Dear David- My husband was diagnosed with stage 4 esophageal cancer with lymph node involvemnt in the neck, chest, and stomach on 3/5/16. The doctors have estimated 12-15 months with chemo & radiation. He is currently on extended and short release morphine for pain and he is experiencing bloating in the stomach.
He will begin his first round of chemo on 3/11/16 with 2 IV drugs ( Epirubicin & Oxaliplatin) and 1 pill form (Xeloda). This is to try and shrink the lymph nodes and then possible radiaiton to shrink the tumor.
I was wondering at this point what natural vitamins and supplements would be beneficial to him to begin taking along with the chemo & radiation. T
Hi Tracy-
I am sorry to learn of your husband’s EC diagnosis.
I will be direct with you. If you follow only conventional oncology therapies (chemo and radiation as you describe below) you and your husband will adhere to the averages and prognosis offered to you by your oncologist.
I will present studies below about those integrative supplements that enhance the chemo while reducing toxicity of your chemotherapy and radiation. Please understand that these two chemotherapies are extremely toxic. See the examples below
Epirubicin is a class of chemotherapy called anthracycline. Highly toxic. Curcumin, omega 3, other supplements are integrative as well.
No one can offer you a cure. My point is to enhance chemotherapy while reducing side effects.
Let me know if you have questions.
Hang in there,
David Emerson
- Cancer Survivor
- Cancer Coach
- Director PeopleBeatingCancer
Recommended Reading:
oxyplatin- curcumin
“Despite the efficacy of fluoropyrimidines and oxaliplatin-based chemotherapy for patients, this treatment leads to significant patient inconvenience, toxicity, and cost.

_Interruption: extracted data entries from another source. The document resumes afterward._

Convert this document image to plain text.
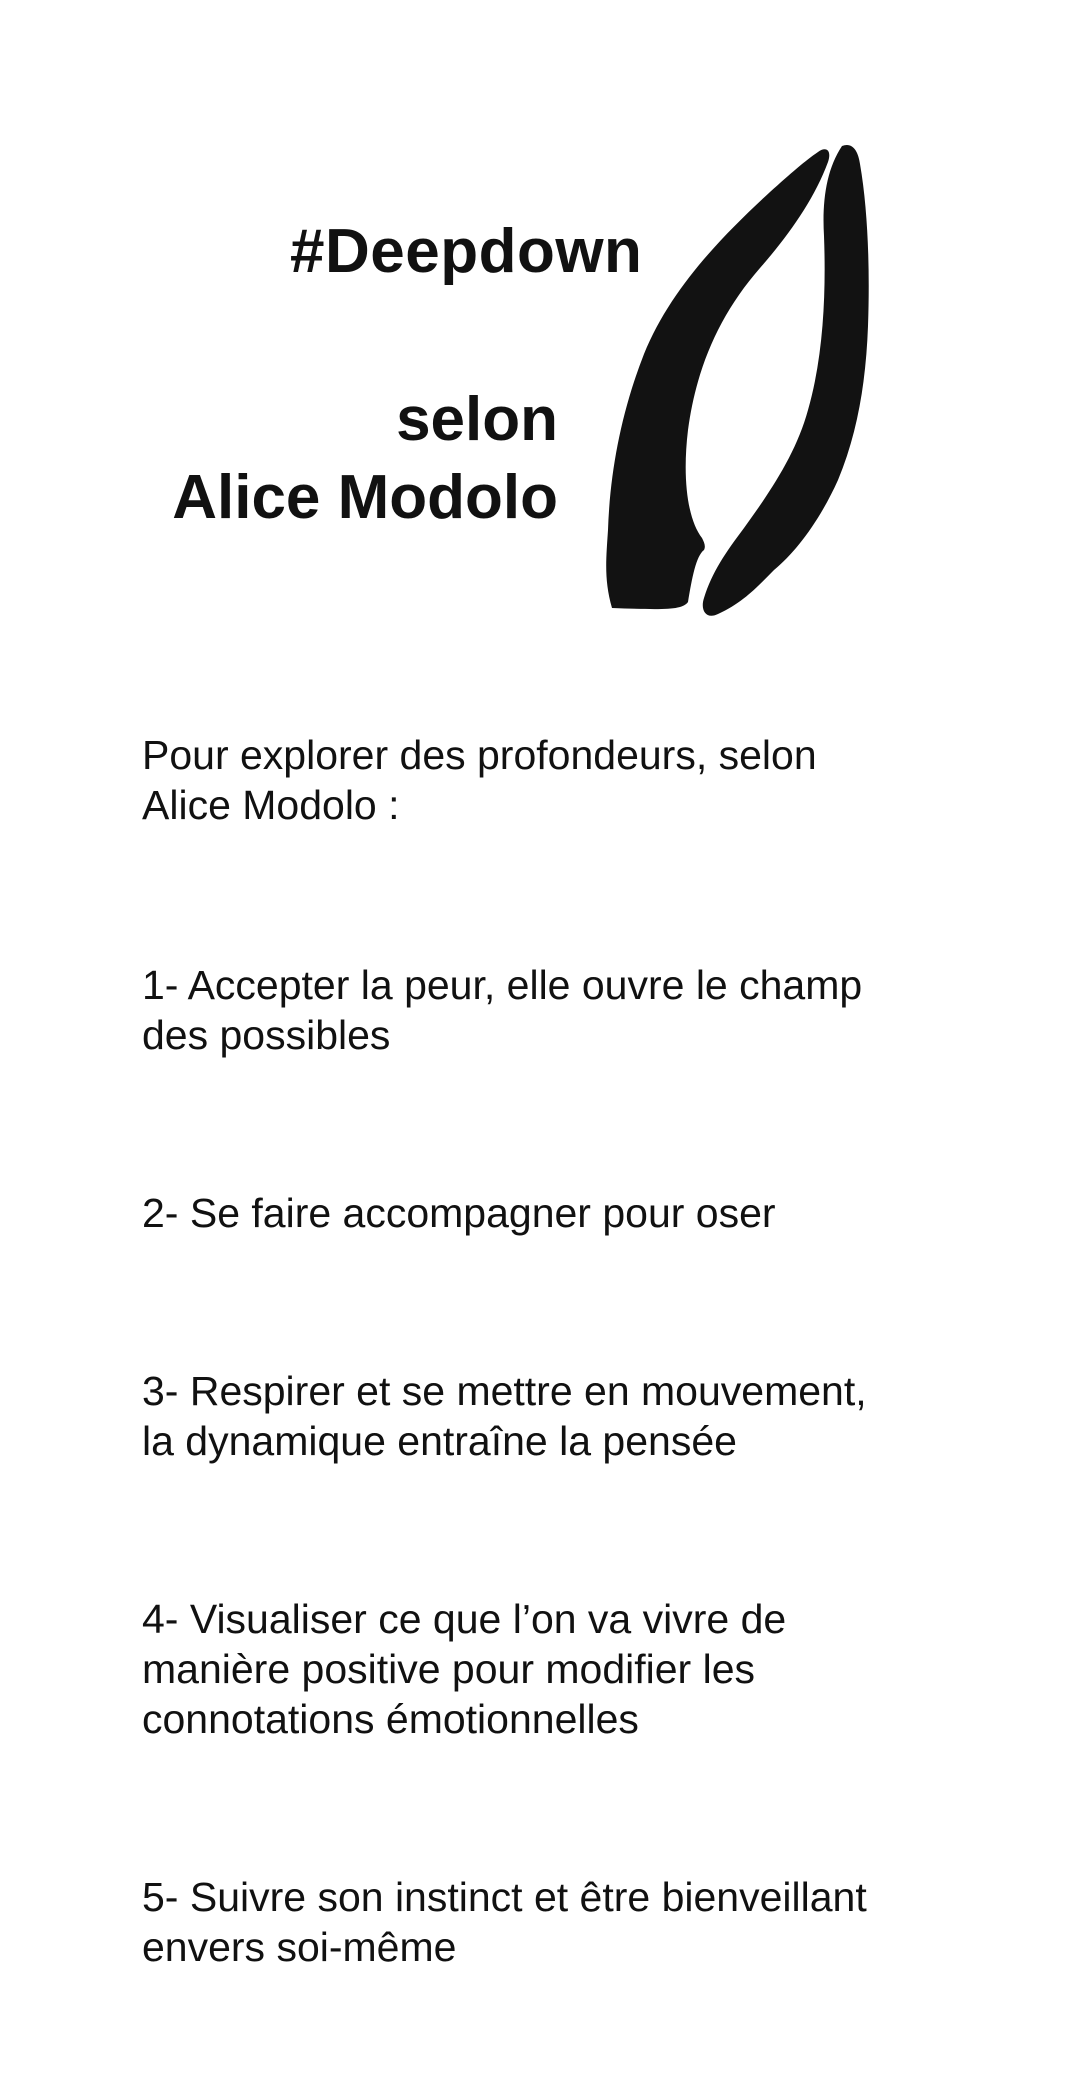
#Deepdown
selon
Alice Modolo

Pour explorer des profondeurs, selon
Alice Modolo :

1- Accepter la peur, elle ouvre le champ
des possibles

2- Se faire accompagner pour oser

3- Respirer et se mettre en mouvement,
la dynamique entraîne la pensée

4- Visualiser ce que l’on va vivre de
manière positive pour modifier les
connotations émotionnelles

5- Suivre son instinct et être bienveillant
envers soi-même
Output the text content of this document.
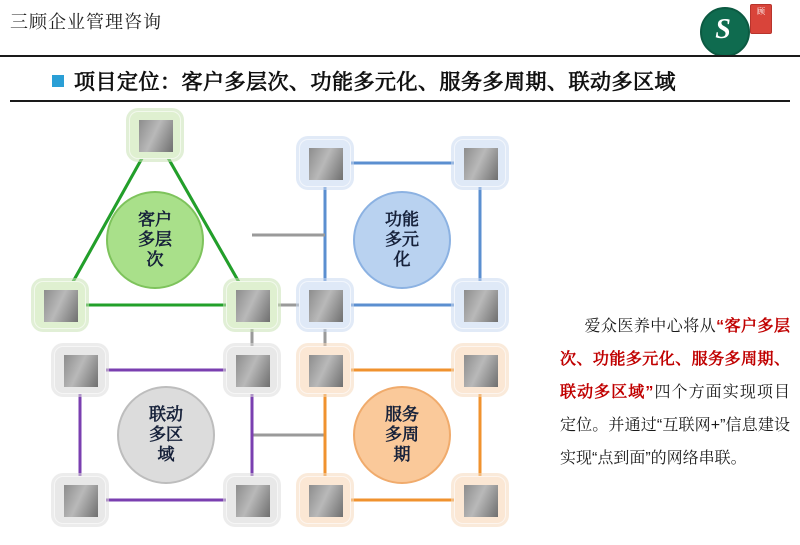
三顾企业管理咨询	S
顾
项目定位：客户多层次、功能多元化、服务多周期、联动多区域
客户
多层
次
功能
多元
化
联动
多区
域
服务
多周
期
爱众医养中心将从“客户多层次、功能多元化、服务多周期、联动多区域”四个方面实现项目定位。并通过“互联网+”信息建设实现“点到面”的网络串联。
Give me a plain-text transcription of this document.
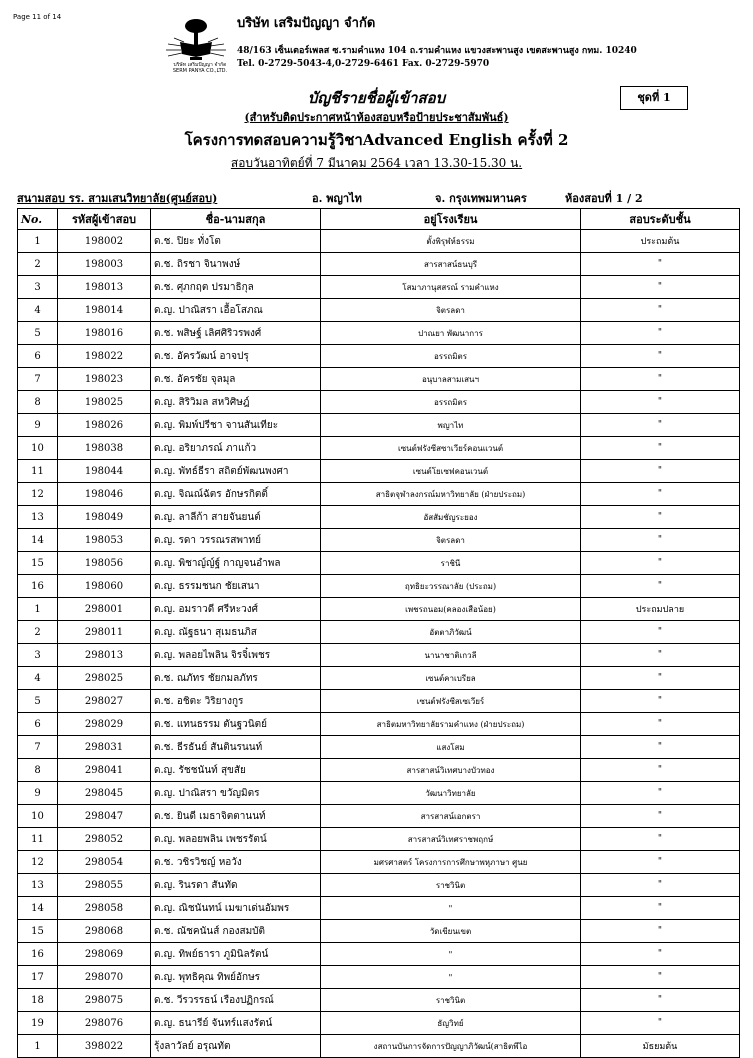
Page 11 of 14
บริษัท เสริมปัญญา จำกัด
SERM PANYA CO.,LTD.
บริษัท เสริมปัญญา จำกัด
48/163 เซ็นเตอร์เพลส ซ.รามคำแหง 104 ถ.รามคำแหง แขวงสะพานสูง เขตสะพานสูง กทม. 10240
Tel. 0-2729-5043-4,0-2729-6461 Fax. 0-2729-5970
บัญชีรายชื่อผู้เข้าสอบ	ชุดที่ 1
(สำหรับติดประกาศหน้าห้องสอบหรือป้ายประชาสัมพันธ์)
โครงการทดสอบความรู้วิชาAdvanced English ครั้งที่ 2
สอบวันอาทิตย์ที่ 7 มีนาคม 2564 เวลา 13.30-15.30 น.
สนามสอบ รร. สามเสนวิทยาลัย(ศูนย์สอบ)	อ. พญาไท	จ. กรุงเทพมหานคร	ห้องสอบที่ 1 / 2
No.	รหัสผู้เข้าสอบ	ชื่อ-นามสกุล	อยู่โรงเรียน	สอบระดับชั้น
1	198002	ด.ช. ปิยะ ทั่งโต	ตั้งพิรุฬห์ธรรม	ประถมต้น
2	198003	ด.ช. ถิรชา จินาพงษ์	สารสาสน์ธนบุรี	"
3	198013	ด.ช. ศุภกฤต ปรมาธิกุล	โสมาภานุสสรณ์ รามคำแหง	"
4	198014	ด.ญ. ปาณิสรา เอื้อโสภณ	จิตรลดา	"
5	198016	ด.ช. พสิษฐ์ เลิศศิริวรพงศ์	ปาณยา พัฒนาการ	"
6	198022	ด.ช. อัครวัฒน์ อาจปรุ	อรรถมิตร	"
7	198023	ด.ช. อัครชัย จุลมุล	อนุบาลสามเสนฯ	"
8	198025	ด.ญ. สิริวิมล สหวิศิษฎ์	อรรถมิตร	"
9	198026	ด.ญ. พิมพ์ปรีชา จานสันเทียะ	พญาไท	"
10	198038	ด.ญ. อริยาภรณ์ ภาแก้ว	เซนต์ฟรังซีสซาเวียร์คอนแวนต์	"
11	198044	ด.ญ. พัทธ์ธีรา สถิตย์พัฒนพงศา	เซนต์โยเซฟคอนเวนต์	"
12	198046	ด.ญ. จิณณ์ฉัตร อักษรกิตติ์	สาธิตจุฬาลงกรณ์มหาวิทยาลัย (ฝ่ายประถม)	"
13	198049	ด.ญ. ลาลีก้า สายจันยนต์	อัสสัมชัญระยอง	"
14	198053	ด.ญ. รดา วรรณรสพาทย์	จิตรลดา	"
15	198056	ด.ญ. พิชาญ์ญ์ฐ์ กาญจนอำพล	ราชินี	"
16	198060	ด.ญ. ธรรมชนก ชัยเสนา	ฤทธิยะวรรณาลัย (ประถม)	"
1	298001	ด.ญ. อมราวดี ศรีหะวงศ์	เพชรถนอม(คลองเสือน้อย)	ประถมปลาย
2	298011	ด.ญ. ณัฐธนา สุเมธนภิส	อัตตาภิวัฒน์	"
3	298013	ด.ญ. พลอยไพลิน จิรจิ๋เพชร	นานาชาติเกวลี	"
4	298025	ด.ช. ณภัทร ชัยกมลภัทร	เซนต์คาเบรียล	"
5	298027	ด.ช. อชิตะ วิริยางกูร	เซนต์ฟรังซีสเซเวียร์	"
6	298029	ด.ช. แทนธรรม ตันฐวนิตย์	สาธิตมหาวิทยาลัยรามคำแหง (ฝ่ายประถม)	"
7	298031	ด.ช. ธีรธันย์ สันตินรนนท์	แสงโสม	"
8	298041	ด.ญ. รัชชนันท์ สุขสัย	สารสาสน์วิเทศบางบัวทอง	"
9	298045	ด.ญ. ปาณิสรา ขวัญมิตร	วัฒนาวิทยาลัย	"
10	298047	ด.ช. ยินดี เมธาจิตตานนท์	สารสาสน์เอกตรา	"
11	298052	ด.ญ. พลอยพลิน เพชรรัตน์	สารสาสน์วิเทศราชพฤกษ์	"
12	298054	ด.ช. วชิรวิชญ์ หอวัง	มศรศาสตร์ โครงการการศึกษาพหุภาษา ศูนย	"
13	298055	ด.ญ. รินรดา สันทัด	ราชวินิต	"
14	298058	ด.ญ. ณิชนันทน์ เมฆาเด่นอัมพร	"	"
15	298068	ด.ช. ณัชคนันส์ กองสมบัติ	วัดเขียนเขต	"
16	298069	ด.ญ. ทิพย์ธารา ภูมินิลรัตน์	"	"
17	298070	ด.ญ. พุทธิคุณ ทิพย์อักษร	"	"
18	298075	ด.ช. วีรวรรธน์ เรืองปฏิกรณ์	ราชวินิต	"
19	298076	ด.ญ. ธนารีย์ จันทร์แสงรัตน์	ธัญวิทย์	"
1	398022	รุ้งลาวัลย์ อรุณทัต	งสถานบันการจัดการปัญญาภิวัฒน์(สาธิตพีไอ	มัธยมต้น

This study aims to validate a nontoxic agent, curcumin, to the current chemotherapeutic regimen. In in vitro experiments, curcumin induced apoptosis in gastric cancer cell line BGC-823.
Synergistic antitumor effects of curcumin were observed in combination with 5-fluorouracil (5-FU) and oxaliplatin. These effects were accompanied by downregulation of the expression of Bcl-2 protein and mRNA and upregulation of the expression of Bax and caspase 3, 8, and 9.
In addition, the in vivo study showed that the combination of curcumin and 5-FU/oxaliplatin exhibited potent growth inhibition of BGC-823 xenograft tumors.
Furthermore, compared with the control group, no significant difference was observed in the body weight of curcumin-treated nude mice.
In conclusion, curcumin may act synergistically with the chemotherapeutic regimen FOLFOX in gastric cancer in vitro and in vivo by inducing apoptosis via Bcl/Bax-caspase 8,9-caspase 3 pathway.
“Peripheral neurotoxicity is one of the serious dose-limiting side effects of oxaliplatin (Oxa) when used in the treatment of malignant conditions. It is documented that it elicits major side effects specifically neurotoxicity due to oxidative stress forcing the patients to limit its clinical use in long-term treatment.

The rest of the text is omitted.